Kramer’s article concludes with speculations that veer off in the wrong direction, including the infamous “black ledger” payments. If what the Ukrainian intelligence agencies have—I have been informed by people involved in the intelligence world that they have been observing Manafort carefully since at least 2005—is a serious threat to Trump, it is certainly not the black ledger. David Sakvarelidze, a former deputy prosecutor general, is quoted at the very end of the article, but he was sacked two years ago by Lutsenko’s predecessor. There is no reason for him to have details of government deliberations. Was the cooperation of various Ukrainian authorities with the Times part of an exceedingly clever gambit to telegraph their intentions to the Trump administration? Some of my more cynical colleagues certainly seem to think so. Or, was it an even more guileful attempt to plague the administration by revealing to anyone who is seriously paying attention that attorney General Jeff Sessions is stonewalling Mueller’s investigation in Ukraine? For Kyiv, a Trump administration reset with Russia must be avoided at all costs, and Ukrainian elites may very well have calculated that Trump should be conditioned by a mutual destruction pact to fear Ukrainian revelations as much as some now think he fears Russian ones.

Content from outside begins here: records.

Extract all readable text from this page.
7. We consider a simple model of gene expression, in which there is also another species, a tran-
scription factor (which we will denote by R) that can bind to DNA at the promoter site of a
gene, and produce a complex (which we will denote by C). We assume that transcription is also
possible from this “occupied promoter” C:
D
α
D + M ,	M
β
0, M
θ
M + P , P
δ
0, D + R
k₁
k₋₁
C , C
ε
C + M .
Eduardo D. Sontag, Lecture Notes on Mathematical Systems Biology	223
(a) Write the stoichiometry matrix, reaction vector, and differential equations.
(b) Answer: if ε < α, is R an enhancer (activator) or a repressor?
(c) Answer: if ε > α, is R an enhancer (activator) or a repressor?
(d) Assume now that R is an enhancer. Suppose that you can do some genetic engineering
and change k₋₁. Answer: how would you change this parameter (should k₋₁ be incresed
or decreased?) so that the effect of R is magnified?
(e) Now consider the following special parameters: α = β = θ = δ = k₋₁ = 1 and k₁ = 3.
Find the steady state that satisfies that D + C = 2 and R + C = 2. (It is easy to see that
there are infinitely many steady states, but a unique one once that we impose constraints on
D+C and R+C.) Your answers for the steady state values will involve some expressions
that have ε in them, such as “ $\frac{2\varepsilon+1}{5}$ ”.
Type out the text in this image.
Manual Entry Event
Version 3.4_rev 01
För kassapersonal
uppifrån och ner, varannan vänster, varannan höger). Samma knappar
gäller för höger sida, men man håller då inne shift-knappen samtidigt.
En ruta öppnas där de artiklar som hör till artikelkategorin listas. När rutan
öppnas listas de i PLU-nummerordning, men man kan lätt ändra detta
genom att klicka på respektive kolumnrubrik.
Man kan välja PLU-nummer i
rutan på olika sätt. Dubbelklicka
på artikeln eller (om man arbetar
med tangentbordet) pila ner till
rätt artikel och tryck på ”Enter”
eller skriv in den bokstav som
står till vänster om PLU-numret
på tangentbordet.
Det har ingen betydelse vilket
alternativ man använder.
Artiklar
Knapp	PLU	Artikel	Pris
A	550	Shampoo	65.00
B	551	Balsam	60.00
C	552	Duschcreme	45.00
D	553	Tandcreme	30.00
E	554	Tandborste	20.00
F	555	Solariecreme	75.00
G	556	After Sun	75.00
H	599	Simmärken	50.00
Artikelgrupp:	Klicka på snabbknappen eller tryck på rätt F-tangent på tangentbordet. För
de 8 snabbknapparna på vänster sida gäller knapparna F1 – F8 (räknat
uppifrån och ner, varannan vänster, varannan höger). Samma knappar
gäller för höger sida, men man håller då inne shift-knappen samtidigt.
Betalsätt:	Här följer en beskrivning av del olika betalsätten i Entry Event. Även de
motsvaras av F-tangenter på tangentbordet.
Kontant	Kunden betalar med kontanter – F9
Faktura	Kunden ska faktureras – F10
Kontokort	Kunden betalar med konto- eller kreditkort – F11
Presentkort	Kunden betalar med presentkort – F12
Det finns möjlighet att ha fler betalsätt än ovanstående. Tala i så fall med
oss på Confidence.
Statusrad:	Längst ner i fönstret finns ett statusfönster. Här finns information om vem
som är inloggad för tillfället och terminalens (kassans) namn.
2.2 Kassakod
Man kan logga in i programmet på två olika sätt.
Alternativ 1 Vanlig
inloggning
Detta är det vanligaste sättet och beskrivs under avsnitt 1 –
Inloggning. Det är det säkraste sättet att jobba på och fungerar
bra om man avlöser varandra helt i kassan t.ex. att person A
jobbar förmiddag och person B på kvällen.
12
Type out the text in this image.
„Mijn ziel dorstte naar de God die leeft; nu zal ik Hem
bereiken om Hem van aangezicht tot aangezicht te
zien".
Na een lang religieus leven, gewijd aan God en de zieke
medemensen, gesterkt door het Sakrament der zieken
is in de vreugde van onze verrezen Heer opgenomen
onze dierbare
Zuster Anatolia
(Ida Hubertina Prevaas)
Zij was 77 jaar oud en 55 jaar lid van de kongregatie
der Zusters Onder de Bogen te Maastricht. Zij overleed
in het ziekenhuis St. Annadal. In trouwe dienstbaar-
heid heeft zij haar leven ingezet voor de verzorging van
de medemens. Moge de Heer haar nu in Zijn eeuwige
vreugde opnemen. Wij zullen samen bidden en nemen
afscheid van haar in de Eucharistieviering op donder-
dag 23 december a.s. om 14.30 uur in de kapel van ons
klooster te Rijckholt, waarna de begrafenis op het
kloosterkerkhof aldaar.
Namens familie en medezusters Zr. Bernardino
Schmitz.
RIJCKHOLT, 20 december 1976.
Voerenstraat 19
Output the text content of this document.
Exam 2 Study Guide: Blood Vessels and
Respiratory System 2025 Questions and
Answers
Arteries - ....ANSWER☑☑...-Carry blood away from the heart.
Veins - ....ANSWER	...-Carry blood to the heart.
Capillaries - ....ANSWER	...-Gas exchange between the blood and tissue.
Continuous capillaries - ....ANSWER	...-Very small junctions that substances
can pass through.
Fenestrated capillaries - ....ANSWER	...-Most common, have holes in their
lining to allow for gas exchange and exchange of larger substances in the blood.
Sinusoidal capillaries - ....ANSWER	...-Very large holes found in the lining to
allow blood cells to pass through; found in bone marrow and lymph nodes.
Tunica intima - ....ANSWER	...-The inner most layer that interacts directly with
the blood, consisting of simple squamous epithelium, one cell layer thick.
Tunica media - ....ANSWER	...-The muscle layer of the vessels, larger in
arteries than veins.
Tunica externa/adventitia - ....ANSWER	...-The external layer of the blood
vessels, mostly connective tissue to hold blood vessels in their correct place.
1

On a grander level of course, all this points to the larger problem for countries that wish to be allied with the United States on a foundation of shared interests and values, but instead find themselves forced into alliances with one American political party or the other, making an enemy of the other party. American partisan warfare now engulfs the entire planet, harming both American interests and the interests of our prospective allies. The Ukrainians in many ways charted their course years ago, and are now ensnared in having to engage in internecine American party politics in order to continue receiving security guarantees. For years, both sides in the Washington political class have been taking Ukrainian money. The Ukrainians now find themselves locked into that relationship to the detriment of what they actually need: Stability, political neutrality, and the experience of having to make formal arrangements with rule-based political systems and depersonalized institutions rather than individuals. Ukraine is now deeply entrenched in American party politics in a way that is fairly bizarre, and the Ukrainianization of American politics continues apace. We have only ourselves to blame.
Vladislav Davidzon is Tablet’s European culture correspondent and a Russian-American writer, translator, and critic. He is the Chief Editor of The Odessa Review and a Non-Resident Fellow at the Atlantic Council. He was born in Tashkent, Uzbekistan, and lives in Paris.